Cal State Long Beach (CSULB) assistant professor of history Michiko Takeuchi has been awarded a $50,400 fellowship for advanced research on Japan from the National Endowment for the Humanities (NEH), the university announced.
Takeuchi’s first-ever NEH grant will support the research for and writing of her book, “Early Coalitions Between Japanese and American Feminists, from World War I to the U.S. Occupation of Japan,” looking at women’s movements in each country in that time period, according to the release.
The award is part of $12.8 million in funding announced recently by the NEH to support 253 humanities projects throughout the nation.
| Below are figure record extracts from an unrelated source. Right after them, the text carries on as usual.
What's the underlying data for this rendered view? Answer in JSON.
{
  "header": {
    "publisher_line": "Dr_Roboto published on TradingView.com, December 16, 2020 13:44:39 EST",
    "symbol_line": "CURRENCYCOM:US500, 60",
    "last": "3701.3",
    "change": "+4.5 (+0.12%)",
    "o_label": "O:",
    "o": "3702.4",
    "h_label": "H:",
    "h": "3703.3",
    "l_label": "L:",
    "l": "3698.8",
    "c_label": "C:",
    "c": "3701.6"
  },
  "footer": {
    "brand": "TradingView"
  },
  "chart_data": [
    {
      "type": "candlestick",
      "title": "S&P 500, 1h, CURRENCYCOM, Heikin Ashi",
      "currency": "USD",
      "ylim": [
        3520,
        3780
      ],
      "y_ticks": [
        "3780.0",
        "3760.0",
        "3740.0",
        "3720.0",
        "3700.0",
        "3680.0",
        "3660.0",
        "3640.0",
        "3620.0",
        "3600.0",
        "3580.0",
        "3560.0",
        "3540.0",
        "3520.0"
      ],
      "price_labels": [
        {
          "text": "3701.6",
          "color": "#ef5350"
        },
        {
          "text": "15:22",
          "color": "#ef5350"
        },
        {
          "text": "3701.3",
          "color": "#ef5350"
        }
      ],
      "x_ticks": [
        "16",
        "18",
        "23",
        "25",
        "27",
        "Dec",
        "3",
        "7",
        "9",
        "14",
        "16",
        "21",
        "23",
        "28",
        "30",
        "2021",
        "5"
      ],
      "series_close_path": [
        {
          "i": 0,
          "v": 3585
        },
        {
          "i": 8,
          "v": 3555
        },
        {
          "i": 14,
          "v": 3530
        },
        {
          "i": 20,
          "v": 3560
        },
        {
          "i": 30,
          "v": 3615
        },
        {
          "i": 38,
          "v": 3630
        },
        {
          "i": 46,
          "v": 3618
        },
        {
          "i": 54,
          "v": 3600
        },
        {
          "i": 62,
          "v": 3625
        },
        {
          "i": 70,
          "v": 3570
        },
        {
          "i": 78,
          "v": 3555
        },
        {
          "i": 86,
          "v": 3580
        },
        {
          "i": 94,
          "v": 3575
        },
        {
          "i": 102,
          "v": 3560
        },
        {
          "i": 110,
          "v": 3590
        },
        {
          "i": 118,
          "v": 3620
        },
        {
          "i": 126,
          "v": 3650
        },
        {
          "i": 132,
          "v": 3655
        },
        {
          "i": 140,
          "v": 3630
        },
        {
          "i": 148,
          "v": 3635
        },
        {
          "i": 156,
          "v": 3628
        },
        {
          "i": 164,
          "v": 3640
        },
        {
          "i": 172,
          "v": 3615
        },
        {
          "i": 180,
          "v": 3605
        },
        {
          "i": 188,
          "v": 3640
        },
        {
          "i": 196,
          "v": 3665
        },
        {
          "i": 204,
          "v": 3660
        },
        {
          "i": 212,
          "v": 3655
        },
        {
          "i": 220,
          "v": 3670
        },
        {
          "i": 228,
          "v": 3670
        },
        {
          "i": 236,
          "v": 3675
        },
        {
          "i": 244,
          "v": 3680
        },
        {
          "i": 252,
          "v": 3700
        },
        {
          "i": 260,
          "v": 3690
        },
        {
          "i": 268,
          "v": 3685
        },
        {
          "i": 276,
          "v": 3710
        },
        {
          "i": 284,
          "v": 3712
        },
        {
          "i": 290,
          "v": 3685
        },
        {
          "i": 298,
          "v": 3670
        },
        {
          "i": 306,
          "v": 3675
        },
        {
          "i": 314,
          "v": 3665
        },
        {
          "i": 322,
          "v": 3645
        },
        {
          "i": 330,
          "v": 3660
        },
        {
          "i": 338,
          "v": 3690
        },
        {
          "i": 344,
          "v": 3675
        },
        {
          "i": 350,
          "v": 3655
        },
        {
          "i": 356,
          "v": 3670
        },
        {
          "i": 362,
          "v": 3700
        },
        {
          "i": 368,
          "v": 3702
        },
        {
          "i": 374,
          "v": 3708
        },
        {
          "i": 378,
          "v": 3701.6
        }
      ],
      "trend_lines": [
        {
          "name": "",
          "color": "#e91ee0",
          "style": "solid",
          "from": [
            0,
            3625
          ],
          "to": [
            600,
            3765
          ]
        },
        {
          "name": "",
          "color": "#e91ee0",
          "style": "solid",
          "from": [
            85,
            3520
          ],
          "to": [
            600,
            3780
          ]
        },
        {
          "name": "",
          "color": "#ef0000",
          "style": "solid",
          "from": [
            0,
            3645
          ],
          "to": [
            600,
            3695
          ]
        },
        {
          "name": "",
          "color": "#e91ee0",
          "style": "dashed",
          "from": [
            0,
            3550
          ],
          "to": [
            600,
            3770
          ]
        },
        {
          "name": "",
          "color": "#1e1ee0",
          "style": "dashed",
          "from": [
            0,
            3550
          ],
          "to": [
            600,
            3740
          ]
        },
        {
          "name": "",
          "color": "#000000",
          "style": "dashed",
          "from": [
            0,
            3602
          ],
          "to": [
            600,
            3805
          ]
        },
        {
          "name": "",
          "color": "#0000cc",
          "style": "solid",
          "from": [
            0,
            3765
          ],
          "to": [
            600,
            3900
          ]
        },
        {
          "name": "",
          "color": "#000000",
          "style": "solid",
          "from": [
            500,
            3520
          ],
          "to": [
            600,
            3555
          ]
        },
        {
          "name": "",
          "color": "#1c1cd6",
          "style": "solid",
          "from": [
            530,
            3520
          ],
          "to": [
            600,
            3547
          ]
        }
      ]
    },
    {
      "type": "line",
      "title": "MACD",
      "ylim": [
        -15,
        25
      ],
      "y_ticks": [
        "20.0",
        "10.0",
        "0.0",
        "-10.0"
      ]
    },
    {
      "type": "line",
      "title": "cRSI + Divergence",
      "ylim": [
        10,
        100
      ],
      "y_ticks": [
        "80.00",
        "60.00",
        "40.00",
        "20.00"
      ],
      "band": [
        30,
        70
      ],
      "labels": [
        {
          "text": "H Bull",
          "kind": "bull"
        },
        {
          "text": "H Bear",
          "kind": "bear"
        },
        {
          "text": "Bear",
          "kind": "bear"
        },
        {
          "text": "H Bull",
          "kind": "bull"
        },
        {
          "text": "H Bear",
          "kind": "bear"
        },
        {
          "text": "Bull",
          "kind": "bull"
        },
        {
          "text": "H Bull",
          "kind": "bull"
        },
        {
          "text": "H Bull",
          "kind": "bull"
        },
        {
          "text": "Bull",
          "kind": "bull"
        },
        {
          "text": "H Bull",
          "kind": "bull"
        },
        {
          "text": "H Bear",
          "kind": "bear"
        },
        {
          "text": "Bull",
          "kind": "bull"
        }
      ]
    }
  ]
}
“Her work promises to reinterpret the objectives of the American occupation personnel in liberating Japanese women after the Second World War,” history department Chairman David Shafer said in a statement. “NEH fellowships are very competitive and Dr. Takeuchi’s selection for the NEH Fellowship for Advanced Research on Japan is testament to the importance of her work.”
Takeuchi believes her proposal received NEH attention due to its “scholarly inquiry into the leadership role played by Japanese women—a role that crossed national borders.” Her study highlights the potential for social change, created during prewar meetings between Japanese women and their American counterparts, according to the release.
“Collaborative activism can change a society,” she stated. “Principles of belief can cross borders, race and culture.”
Takeuchi, who earned her bachelor’s and master’s degrees in international studies from CSULB, said she felt “thrilled and overjoyed” by the award, stating “I hope this recognition inspires our students.”